The overall mechanism of Boswellia species in the metabolic syndrome

Several features of Boswellia species have been explored. The general mechanisms of the Boswellia species include anti-oxidant, radical scavenger, glutathione contents regulator, cellular membranes stabilizer, and cell permeability regulator. Moreover, B. serrata extracts enhance the regeneration of the liver and delay developing and progressing hepatic fibrosis (34, 35).

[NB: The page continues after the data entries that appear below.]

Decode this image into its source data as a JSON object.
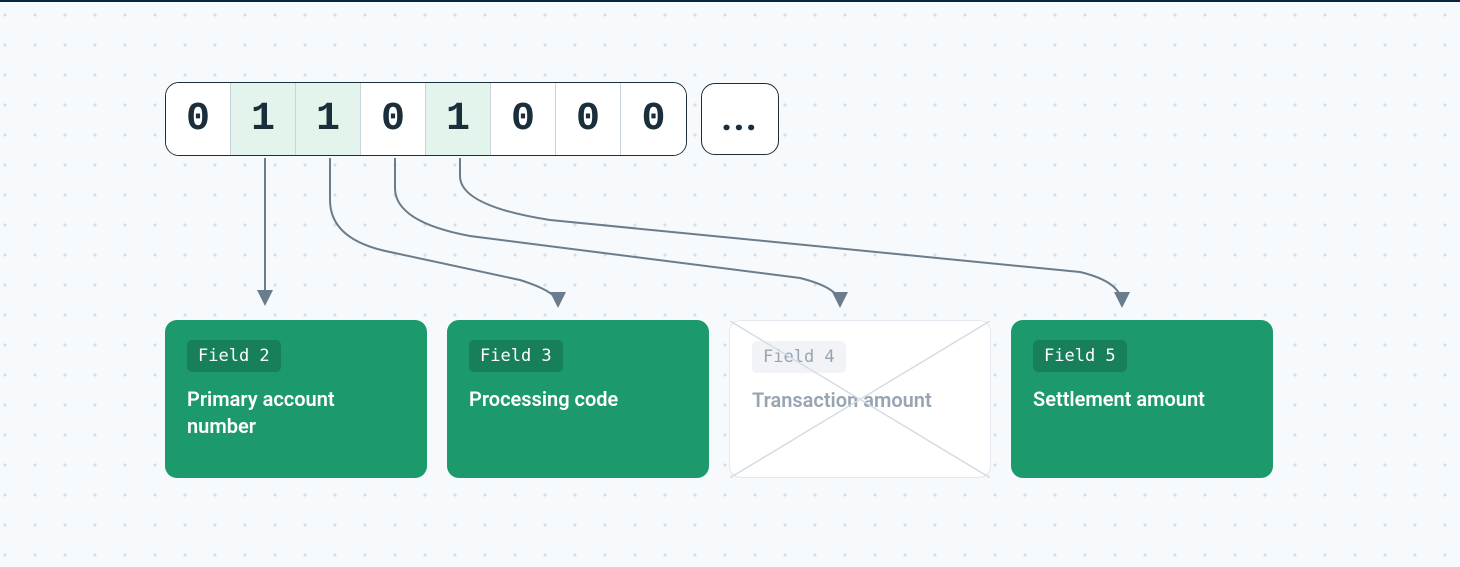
{
  "bitmap": {
    "bits": [
      "0",
      "1",
      "1",
      "0",
      "1",
      "0",
      "0",
      "0"
    ],
    "highlighted_indices": [
      1,
      2,
      4
    ],
    "ellipsis": "..."
  },
  "fields": [
    {
      "badge": "Field 2",
      "description": "Primary account number",
      "active": true
    },
    {
      "badge": "Field 3",
      "description": "Processing code",
      "active": true
    },
    {
      "badge": "Field 4",
      "description": "Transaction amount",
      "active": false
    },
    {
      "badge": "Field 5",
      "description": "Settlement amount",
      "active": true
    }
  ],
  "colors": {
    "active_card": "#1D9A6C",
    "highlight_bg": "#E3F4EC",
    "arrow": "#6B7C8C"
  }
}
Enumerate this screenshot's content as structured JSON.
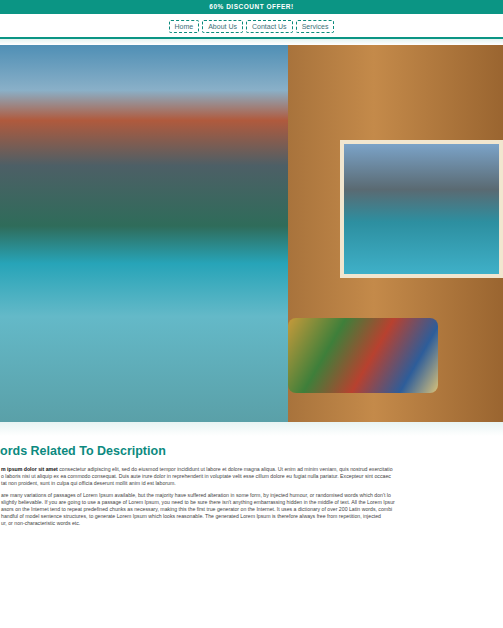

Based on numerous research projects, the major classifications of Boswellia mechanisms are as following:

1. Boswellia gum resin reduces plasma glucose in diabetes by decreasing the resistance to insulin and restoring pancreatic beta cells (36) (Figure2).

Figure 2.

Figure 2

Schematic description of the traditional effects of Boswellia on the metabolic syndrome

2. Boswellia gum resin regulates BP in hypertensive conditions by modulation vascular tones, diuretic effects, and suppression platelet aggregations with antithrombotic and anticoagulant properties (37) (Figure2).

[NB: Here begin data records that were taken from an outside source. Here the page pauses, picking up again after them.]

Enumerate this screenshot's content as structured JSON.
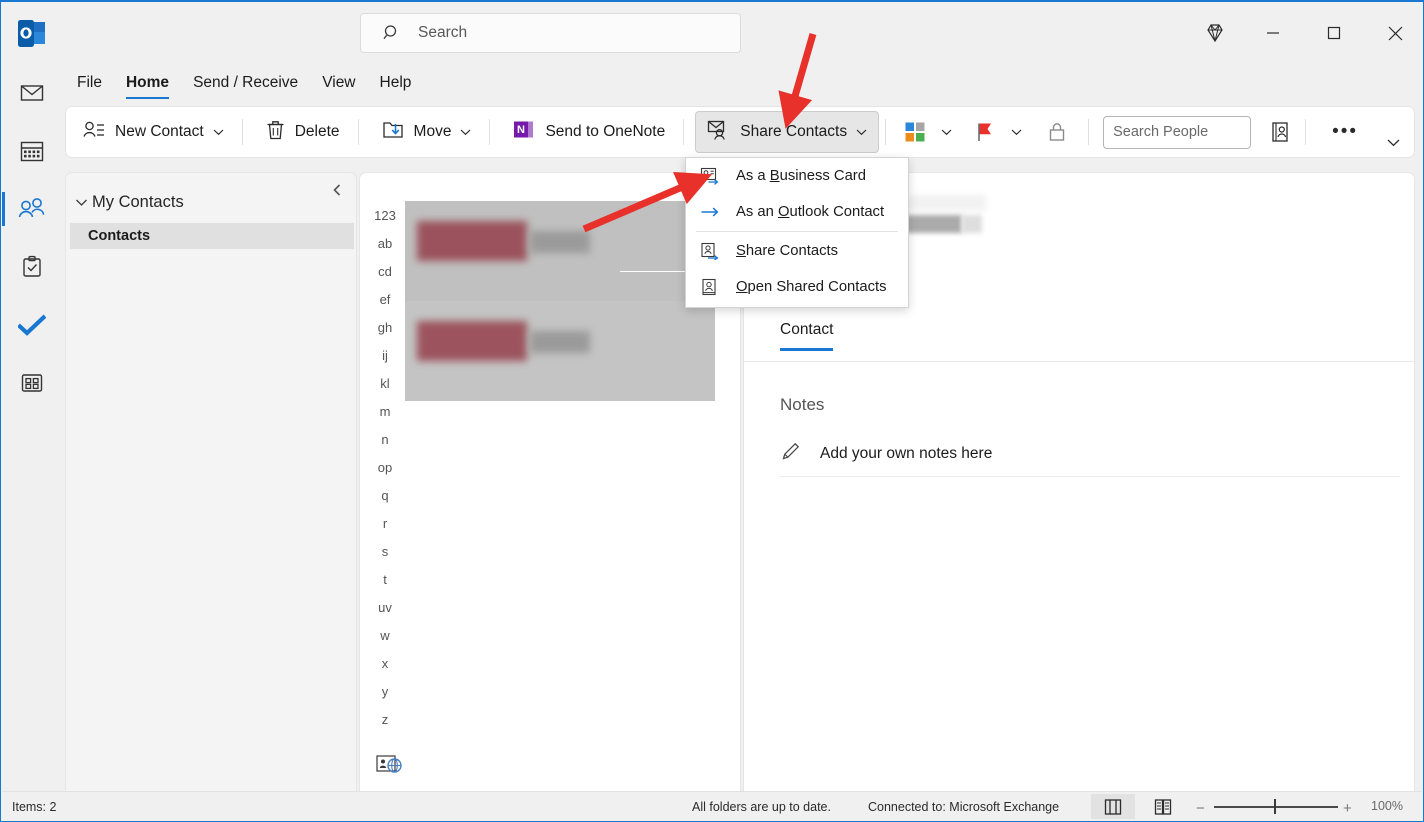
{
  "window": {
    "accent_color": "#1977d2",
    "logo_icon": "outlook-logo-icon",
    "gem_icon": "diamond-icon",
    "minimize_label": "minimize",
    "maximize_label": "maximize",
    "close_label": "close"
  },
  "search": {
    "placeholder": "Search",
    "value": "",
    "icon": "search-icon"
  },
  "ribbon_tabs": [
    {
      "label": "File",
      "active": false
    },
    {
      "label": "Home",
      "active": true
    },
    {
      "label": "Send / Receive",
      "active": false
    },
    {
      "label": "View",
      "active": false
    },
    {
      "label": "Help",
      "active": false
    }
  ],
  "ribbon": {
    "new_contact": "New Contact",
    "delete": "Delete",
    "move": "Move",
    "send_to_onenote": "Send to OneNote",
    "share_contacts": "Share Contacts",
    "categorize_icon": "categorize-icon",
    "followup_icon": "flag-icon",
    "private_icon": "lock-icon",
    "search_people_placeholder": "Search People",
    "search_people_value": "",
    "address_book_icon": "address-book-icon",
    "overflow_label": "•••",
    "expand_icon": "chevron-down-icon"
  },
  "share_menu": {
    "items": [
      {
        "label": "As a Business Card",
        "accel_before": "As a ",
        "accel": "B",
        "accel_after": "usiness Card",
        "icon": "business-card-share-icon"
      },
      {
        "label": "As an Outlook Contact",
        "accel_before": "As an ",
        "accel": "O",
        "accel_after": "utlook Contact",
        "icon": "arrow-right-icon"
      },
      {
        "label": "Share Contacts",
        "accel_before": "",
        "accel": "S",
        "accel_after": "hare Contacts",
        "icon": "contact-share-icon"
      },
      {
        "label": "Open Shared Contacts",
        "accel_before": "",
        "accel": "O",
        "accel_after": "pen Shared Contacts",
        "icon": "contact-card-icon"
      }
    ]
  },
  "nav_rail": [
    {
      "name": "mail",
      "icon": "mail-icon",
      "active": false
    },
    {
      "name": "calendar",
      "icon": "calendar-icon",
      "active": false
    },
    {
      "name": "people",
      "icon": "people-icon",
      "active": true
    },
    {
      "name": "tasks",
      "icon": "clipboard-check-icon",
      "active": false
    },
    {
      "name": "todo",
      "icon": "checkmark-icon",
      "active": false
    },
    {
      "name": "apps",
      "icon": "apps-grid-icon",
      "active": false
    }
  ],
  "folder_pane": {
    "group_label": "My Contacts",
    "group_chevron": "chevron-down-icon",
    "collapse_icon": "chevron-left-icon",
    "items": [
      {
        "label": "Contacts",
        "selected": true
      }
    ]
  },
  "contact_list": {
    "alphabet_index": [
      "123",
      "ab",
      "cd",
      "ef",
      "gh",
      "ij",
      "kl",
      "m",
      "n",
      "op",
      "q",
      "r",
      "s",
      "t",
      "uv",
      "w",
      "x",
      "y",
      "z"
    ],
    "cards": [
      {
        "redacted": true,
        "selected": true
      },
      {
        "redacted": true,
        "selected": false
      }
    ],
    "footer_icon": "contact-card-globe-icon"
  },
  "reading_pane": {
    "tabs": [
      {
        "label": "Contact",
        "active": true
      }
    ],
    "notes_heading": "Notes",
    "notes_placeholder": "Add your own notes here",
    "notes_icon": "pencil-icon"
  },
  "status_bar": {
    "items_count": "Items: 2",
    "sync_status": "All folders are up to date.",
    "connection": "Connected to: Microsoft Exchange",
    "normal_view_icon": "normal-view-icon",
    "reading_view_icon": "reading-view-icon",
    "zoom_minus": "−",
    "zoom_plus": "+",
    "zoom_level": "100%"
  },
  "annotations": {
    "arrow_color": "#e8312a",
    "arrow_1_target": "share-contacts-button",
    "arrow_2_target": "menu-item-as-a-business-card"
  }
}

3. Boswellia gum resin adjusts the lipid profile via decreasing hepatic steatosis and ameliorates liver dysfunctions tests through its anti-oxidant and cytoprotective impacts (38) (Figure2).

4. Boswellia extracts suppress food intake and reduce TNF-α, IL-1β levels and leptin resistance along with increasing the adiponectin level (72) (Figure2).

Conclusion

According to the broad range of properties of Boswellia species, this review described the potential effects of Boswellia species in either the treatment or prevention of the metabolic syndrome. The previous studies shed light on new ways of treatment for the metabolic syndrome by the exhibition of the effectiveness of Boswellia species in HBP, obesity, DL, and high blood glucose. Nevertheless, a series of effective clinical studies should be conducted in this regard.

Conflicts of Interest

The authors declare that they have no known competing financial interests or personal relationships that could have appeared to influence the work reported in this paper.